A foundational course in most philosophy programs is “Critical Thinking,” and the lessons it imparts can be applied to all endeavours and academic pursuits. Of course, this includes writing.
Critical thinking is all about learning to ignore your gut instincts and understand why you believe the things you do. Troublingly, cognitive biases and fallacies inform much of our decision making. This is an issue because these thought processes are not based in logic but on subjective experience, meaning we aren’t really working with all the information necessary to make the best decision. When these skewed beliefs enter your writing, you may end up turning off readers through plot or logic holes, or unbelievable claims and characterisation.
The only way to avoid these pitfalls of human emotion is to recognise them first. To help keep your writing as focussed and direct as possible, we’ve listed a few of the most common fallacies and cognitive biases you may be at risk of falling victim to.
At their core, fallacies are incorrect logical or rhetorical arguments. There are a variety of ways an argument’s logic can be undermined, but the some of the most common are:
This is an anecdotal fallacy, which means applying universally a lesson from personal experience. For example, just because you fell and hurt yourself while trying to skateboard it does not follow that all people will get hurt if they try out the sport.
Appeal to Probability
Assuming an absolute truth based on a likely (or even remotely possible) outcome constitutes an appeal to probability. Murphy’s Law is a great example of this. In reality, just because something could go wrong, it does not necessarily mean that it absolutely will go wrong.
This is the type of problematic argument at the basis of many faulty scientific studies. If you leave open too many variables, you cannot assume the outcome, and yet with this type of “logic” that is exactly what the argument-maker is attempting to do. A proper syllogistic statement would be this famous example defined by Artistotle: “All men are mortal. Socrates is a man. Therefore, Socrates is mortal.” The first two statements are absolute truths: the first is a general statement and the second a specific one based upon the first premise. In this way, the third part (the conclusion) directly follows and is, of course, logically correct.
A syllogistic fallacy occurs when one or both of the first two premises are incorrect or illogical, or if they do not directly follow. For example: “All men are mortal. A whale is not a man. Therefore, a whale is immortal.”
Argumentum ad Lapidem
The above fallacies can be proven and so, if you use them in concocting an argument, someone can (and will) rightly call you out for it being untrue. An argumentum ad lapidem (“to the stone”), on the other hand, is the dismissing of a claim as ridiculous without being able to prove the absurdity. So beware, if you are going to claim that something is unreal or unbelievable, you had better be ready to prove it!

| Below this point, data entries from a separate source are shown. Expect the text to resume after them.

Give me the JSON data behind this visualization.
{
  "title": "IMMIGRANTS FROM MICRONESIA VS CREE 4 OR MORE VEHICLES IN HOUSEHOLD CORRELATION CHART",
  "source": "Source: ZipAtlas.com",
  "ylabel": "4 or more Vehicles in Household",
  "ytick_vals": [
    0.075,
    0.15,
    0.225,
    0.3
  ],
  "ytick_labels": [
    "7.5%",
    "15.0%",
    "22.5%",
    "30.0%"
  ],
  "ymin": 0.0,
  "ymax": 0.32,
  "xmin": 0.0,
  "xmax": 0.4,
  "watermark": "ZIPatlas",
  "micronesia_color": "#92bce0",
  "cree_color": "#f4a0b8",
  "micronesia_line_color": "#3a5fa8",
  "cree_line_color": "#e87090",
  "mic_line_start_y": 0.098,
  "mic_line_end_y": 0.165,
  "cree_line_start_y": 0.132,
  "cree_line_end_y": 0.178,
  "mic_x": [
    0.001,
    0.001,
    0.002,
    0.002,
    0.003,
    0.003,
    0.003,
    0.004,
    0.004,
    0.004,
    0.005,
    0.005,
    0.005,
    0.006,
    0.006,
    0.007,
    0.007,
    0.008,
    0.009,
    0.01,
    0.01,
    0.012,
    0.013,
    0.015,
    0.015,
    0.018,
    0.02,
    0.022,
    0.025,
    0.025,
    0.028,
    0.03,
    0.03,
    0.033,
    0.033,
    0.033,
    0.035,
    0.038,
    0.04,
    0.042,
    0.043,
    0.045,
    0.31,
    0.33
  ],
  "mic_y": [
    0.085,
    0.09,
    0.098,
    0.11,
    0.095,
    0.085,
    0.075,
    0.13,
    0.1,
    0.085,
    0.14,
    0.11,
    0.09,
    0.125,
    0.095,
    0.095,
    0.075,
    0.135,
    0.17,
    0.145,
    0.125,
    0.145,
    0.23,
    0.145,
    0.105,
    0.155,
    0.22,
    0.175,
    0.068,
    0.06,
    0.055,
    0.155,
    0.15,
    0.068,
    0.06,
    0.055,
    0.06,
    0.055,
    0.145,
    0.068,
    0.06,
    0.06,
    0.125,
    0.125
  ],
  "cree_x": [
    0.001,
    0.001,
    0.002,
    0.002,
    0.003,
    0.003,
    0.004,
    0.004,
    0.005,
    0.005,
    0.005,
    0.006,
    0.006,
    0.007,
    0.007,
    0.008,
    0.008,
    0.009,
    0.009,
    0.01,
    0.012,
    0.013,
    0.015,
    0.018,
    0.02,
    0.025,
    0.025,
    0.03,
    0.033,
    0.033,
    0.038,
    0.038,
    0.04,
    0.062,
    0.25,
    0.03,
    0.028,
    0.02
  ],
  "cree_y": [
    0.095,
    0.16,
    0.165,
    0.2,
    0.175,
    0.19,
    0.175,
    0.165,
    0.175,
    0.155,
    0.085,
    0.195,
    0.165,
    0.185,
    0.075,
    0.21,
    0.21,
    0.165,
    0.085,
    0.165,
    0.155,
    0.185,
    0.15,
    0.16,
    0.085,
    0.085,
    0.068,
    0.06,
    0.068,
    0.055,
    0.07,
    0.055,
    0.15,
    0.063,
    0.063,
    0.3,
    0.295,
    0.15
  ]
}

Cognitive biases are kind of like misleading vividness fallacies taken to the extreme. They represent certain ways of thinking that can lead to deviations from a standard of rationality or good judgment, and are more often studied in psychology and behavioral economics than philosophy. These can involve common issues like stereotypes and the hindsight bias, as well as some really surprising tricks your mind may be playing on you. Wikipedia has a compiled an excellent list of cognitive biases you can check out, but we’ve pulled out a few of our favourites below:
When done on purpose, as in Winnie the Pooh or The Lion, the Witch and the Wardrobe, giving animals human characteristics can be a delight. However, if you are writing a story with “real” animal characters and assume human instinct and emotion would guide them, you will find yourself misrepresenting the animal world.
When you judge a decision based on the outcome of it, rather than the situation that existed when the choice was made, you are demonstrating the outcome bias. This happens especially in sport or adventure writing: someone takes an outrageous risk that shouldn’t work, but when it does, he or she is celebrated as hero. This isn’t always a bad thing when it comes to creating compelling storytelling, but it is something you don’t want to rely on if you want your characters to seem logically sound.
This is the belief that odds always even out (now there’s a strange sentence). Basically, this is assuming that if there is a 1 in 10 odd of something happening, and then it happens twice in a row, it will not happen again for another 18 tries. In the real world, things don’t work out like that and you should always be prepared for the random.
Admittedly, this doesn’t really apply to writing as much but we love this new addition to the list of cognitive biases. This is the false belief that something has more value because you built (or helped to build) it yourself.
If you are writing fiction, you can take or leave what you’ve learned today. If nothing else, these are just interesting aspects of the human mind that will give you insight into how you and others think. For non-fiction writers, though, these are things to watch out for with magnifying glass. Relying on fallacies or biases to prove your point is a sure way to have your conclusions easily dismissed.